Birinci bölümde hissettiğim o korku ve beni geren hava ikinci yarıda malesef rahipin yargılanmasına daha çok yer ayrıldığından dağıldı..Genede çok keyif aldım ve tırstım harbi..Bide çok azda olsa hristiyanlık propagandası olmasaydı herşey dahada güzel ve etkileyici olabilirdi gibi geliyor bana ;)
 
Bu Bir Uyarı Mesajıdır!!
dün gittim. ve hayır hayırrrr diye haykırma isteğim hala geçmedi..
zira hakikaten korku filmlerinin anti-korkunç olma özelliğinin son dönem güzide örneklerinden biriydi zannımca..
üstelik bir filmin sonu bu kadar mı kötü ve saçma bitirilir? haydi filmdeki her şey gerçek diye inandık, allahım o son nedir?!
gitmeyiniz!
 
Filmden yeni geldim, ve hiçte memnun kalmadım.
Herşeyden önce korku filmlerinde tırsan bir insan olarak bu filmde korkmadığımı belirtiyorum, bu bir filmi değerlendirme unsuru olmayabilir ama korkmaya gidicekseniz boşuna gitmeyin.
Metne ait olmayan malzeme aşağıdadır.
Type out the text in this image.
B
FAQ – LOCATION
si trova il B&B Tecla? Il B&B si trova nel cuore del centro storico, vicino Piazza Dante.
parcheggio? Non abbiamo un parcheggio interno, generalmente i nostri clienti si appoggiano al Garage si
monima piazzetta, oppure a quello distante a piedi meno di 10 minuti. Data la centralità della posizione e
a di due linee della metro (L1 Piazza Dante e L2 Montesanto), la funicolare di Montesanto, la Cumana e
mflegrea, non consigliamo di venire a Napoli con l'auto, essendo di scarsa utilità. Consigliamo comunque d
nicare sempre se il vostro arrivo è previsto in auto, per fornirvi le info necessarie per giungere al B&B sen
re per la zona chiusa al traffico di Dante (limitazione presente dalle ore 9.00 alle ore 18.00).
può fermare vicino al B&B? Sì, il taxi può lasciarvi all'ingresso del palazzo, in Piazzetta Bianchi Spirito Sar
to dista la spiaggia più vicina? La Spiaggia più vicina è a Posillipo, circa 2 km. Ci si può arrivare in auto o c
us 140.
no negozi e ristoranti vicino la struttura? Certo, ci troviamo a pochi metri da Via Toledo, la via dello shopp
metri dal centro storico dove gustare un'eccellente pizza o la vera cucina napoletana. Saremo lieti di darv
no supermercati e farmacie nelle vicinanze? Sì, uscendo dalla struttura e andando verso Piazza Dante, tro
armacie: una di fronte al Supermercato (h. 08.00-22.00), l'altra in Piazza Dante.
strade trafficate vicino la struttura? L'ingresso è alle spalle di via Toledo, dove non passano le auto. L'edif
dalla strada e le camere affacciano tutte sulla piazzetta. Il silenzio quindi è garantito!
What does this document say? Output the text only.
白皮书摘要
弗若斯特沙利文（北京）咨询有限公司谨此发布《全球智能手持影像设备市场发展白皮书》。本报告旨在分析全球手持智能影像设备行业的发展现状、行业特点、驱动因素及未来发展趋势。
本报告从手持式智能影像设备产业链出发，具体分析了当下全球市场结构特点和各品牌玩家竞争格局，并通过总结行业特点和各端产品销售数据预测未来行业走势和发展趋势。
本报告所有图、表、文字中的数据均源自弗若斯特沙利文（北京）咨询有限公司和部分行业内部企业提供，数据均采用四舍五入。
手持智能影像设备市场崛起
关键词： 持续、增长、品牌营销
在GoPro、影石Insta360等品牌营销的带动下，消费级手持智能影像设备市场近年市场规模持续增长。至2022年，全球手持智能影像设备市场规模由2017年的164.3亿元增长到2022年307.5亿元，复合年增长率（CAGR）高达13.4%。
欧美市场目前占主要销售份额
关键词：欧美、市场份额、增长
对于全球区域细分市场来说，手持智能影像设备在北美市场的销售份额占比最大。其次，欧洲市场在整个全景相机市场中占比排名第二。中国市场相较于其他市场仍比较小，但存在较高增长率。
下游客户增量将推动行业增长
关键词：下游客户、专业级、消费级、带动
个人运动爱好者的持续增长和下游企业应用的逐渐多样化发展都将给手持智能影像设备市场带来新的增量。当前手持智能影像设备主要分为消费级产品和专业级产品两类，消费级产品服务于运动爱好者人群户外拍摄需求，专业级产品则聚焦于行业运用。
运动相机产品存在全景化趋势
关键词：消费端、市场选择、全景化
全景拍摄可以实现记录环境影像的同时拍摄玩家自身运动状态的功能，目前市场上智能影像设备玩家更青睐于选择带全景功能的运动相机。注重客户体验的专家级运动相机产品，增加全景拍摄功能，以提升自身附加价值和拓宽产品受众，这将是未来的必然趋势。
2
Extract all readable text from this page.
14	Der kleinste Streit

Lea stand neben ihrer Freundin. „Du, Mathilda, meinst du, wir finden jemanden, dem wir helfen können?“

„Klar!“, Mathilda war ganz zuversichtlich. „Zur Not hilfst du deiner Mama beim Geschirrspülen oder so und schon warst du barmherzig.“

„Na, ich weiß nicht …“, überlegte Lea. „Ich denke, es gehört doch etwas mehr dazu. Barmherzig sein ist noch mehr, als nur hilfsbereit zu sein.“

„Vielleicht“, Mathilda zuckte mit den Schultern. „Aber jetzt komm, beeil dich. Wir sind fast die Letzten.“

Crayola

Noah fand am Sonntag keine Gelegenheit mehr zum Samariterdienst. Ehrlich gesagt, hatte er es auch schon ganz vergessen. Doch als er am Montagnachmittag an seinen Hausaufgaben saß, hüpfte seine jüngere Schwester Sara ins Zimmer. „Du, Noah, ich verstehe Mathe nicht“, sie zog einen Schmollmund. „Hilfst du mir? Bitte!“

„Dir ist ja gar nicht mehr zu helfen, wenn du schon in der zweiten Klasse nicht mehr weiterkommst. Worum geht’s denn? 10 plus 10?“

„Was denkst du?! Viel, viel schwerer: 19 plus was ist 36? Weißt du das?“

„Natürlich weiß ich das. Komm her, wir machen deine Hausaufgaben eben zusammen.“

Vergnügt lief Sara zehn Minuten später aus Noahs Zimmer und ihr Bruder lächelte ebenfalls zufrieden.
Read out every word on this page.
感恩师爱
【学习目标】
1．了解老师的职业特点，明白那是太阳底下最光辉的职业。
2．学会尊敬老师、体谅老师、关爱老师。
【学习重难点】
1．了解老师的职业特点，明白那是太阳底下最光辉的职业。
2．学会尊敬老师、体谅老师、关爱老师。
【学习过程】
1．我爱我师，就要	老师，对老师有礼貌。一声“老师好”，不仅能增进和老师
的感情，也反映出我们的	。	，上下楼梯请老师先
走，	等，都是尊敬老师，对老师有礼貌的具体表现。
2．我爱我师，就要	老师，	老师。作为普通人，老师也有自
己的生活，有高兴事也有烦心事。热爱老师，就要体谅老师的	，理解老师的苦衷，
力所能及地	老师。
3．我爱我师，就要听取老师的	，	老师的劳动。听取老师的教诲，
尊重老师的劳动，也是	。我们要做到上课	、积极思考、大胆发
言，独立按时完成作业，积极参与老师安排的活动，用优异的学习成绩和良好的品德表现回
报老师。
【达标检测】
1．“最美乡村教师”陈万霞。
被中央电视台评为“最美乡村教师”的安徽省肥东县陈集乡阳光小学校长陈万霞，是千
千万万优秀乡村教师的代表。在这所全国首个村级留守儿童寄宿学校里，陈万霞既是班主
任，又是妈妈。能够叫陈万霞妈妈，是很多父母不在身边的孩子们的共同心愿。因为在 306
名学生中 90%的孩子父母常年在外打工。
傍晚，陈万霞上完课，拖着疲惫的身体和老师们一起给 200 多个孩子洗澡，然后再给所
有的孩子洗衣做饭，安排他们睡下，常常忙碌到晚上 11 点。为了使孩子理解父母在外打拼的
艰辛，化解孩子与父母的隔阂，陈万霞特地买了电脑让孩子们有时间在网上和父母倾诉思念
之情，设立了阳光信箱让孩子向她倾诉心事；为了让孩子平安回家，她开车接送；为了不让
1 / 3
En fazla "Bir anda ortaya çıkması, bir anda yüksek seste bağrışmalar, kemanlar" ekolüyle korkutmaya çalışıyor ki bu öd koparma yöntemi hiç sevdiğim bir yöntem değil.
Onun dışında film başarısız, diyaloglar zaten klişe, olaylar klişe, herşey bildiğiniz HolyWood. Bir de film çok taraflı din adına, ben biraz daha tarafsız bir şekilde olayı anlatmasını beklerdim.


Spoiler


Adamın yataktan kalktığında kız arkadaşını yerde kasılmış olarak görmesi güzel bir sahneydi yalnız ona lafım yok.